Facebook debuts 'Live Audio' on its platform

Facebook debuts Live Audio on its platform

San Francisco: After successfully rolling out the live video feature, Facebook has now introduced "Live Audio" option — like traditional radio or podcasting — in your News Feed where users will be able to broadcast audio directly to the social network.

"We know that sometimes publishers want to tell a story on Facebook with words and not video. Our new 'Live Audio' option makes it easy to go live with audio only when that's the broadcaster's preferred format," said Shirley Ip, Product Specialist, and Bhavana Radhakrishnan, Software Engineer at Facebook in a blog post on Tuesday.

"One thing we've heard is that partners want new formats for going live. We announced Live 360 last week, and today we're excited to announce another way to go live on Facebook," they added.

Facebook has witnessed some Pages find creative ways to go live and reach audiences with audio only by using the Facebook Live API or by adding a still image to accompany their audio broadcast.

"We also know that publishers sometimes go live from areas that lack strong network connectivity. Though we alert the broadcaster if their signal is low, Live Audio presents another option for connecting with audiences in real time from low-connectivity areas," the post read.

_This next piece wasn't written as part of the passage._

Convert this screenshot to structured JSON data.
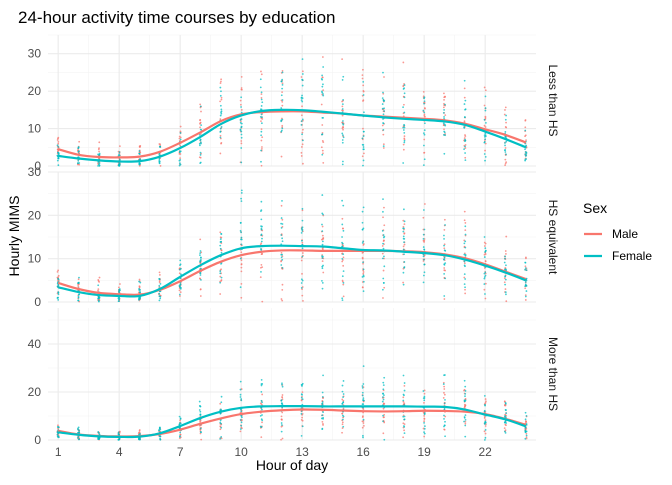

Just as with a live video on Facebook, listeners can discover live audio content in News Feed, ask questions and leave reactions in real time during the broadcast and easily share with their friends.

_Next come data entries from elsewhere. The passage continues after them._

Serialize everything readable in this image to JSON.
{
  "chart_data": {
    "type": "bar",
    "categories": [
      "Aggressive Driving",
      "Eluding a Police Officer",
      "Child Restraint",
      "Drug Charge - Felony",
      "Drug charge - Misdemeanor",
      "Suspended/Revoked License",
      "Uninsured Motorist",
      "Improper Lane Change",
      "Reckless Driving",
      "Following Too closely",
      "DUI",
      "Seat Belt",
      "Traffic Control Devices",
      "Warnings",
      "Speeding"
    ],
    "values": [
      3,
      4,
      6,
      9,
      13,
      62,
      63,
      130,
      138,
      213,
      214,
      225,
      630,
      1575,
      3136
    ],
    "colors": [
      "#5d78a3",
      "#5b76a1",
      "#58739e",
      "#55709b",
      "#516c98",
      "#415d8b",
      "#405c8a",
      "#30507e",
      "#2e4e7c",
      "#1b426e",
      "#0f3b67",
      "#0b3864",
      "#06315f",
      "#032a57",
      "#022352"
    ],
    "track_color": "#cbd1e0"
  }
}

People using Android devices will be able to continue listening to a Live Audio broadcast even if they leave the Facebook app or lock their phones while iOS listeners will be able to continue listening as they browse other parts of Facebook.

Over the next few weeks, Facebook will test "Live Audio" with several partners, including BBC World Service, LBC, Harper Collins, and authors Adam Grant and Brit Bennett.

"Early next year, we plan to make this new format more broadly available to publishers and people," the blog post read.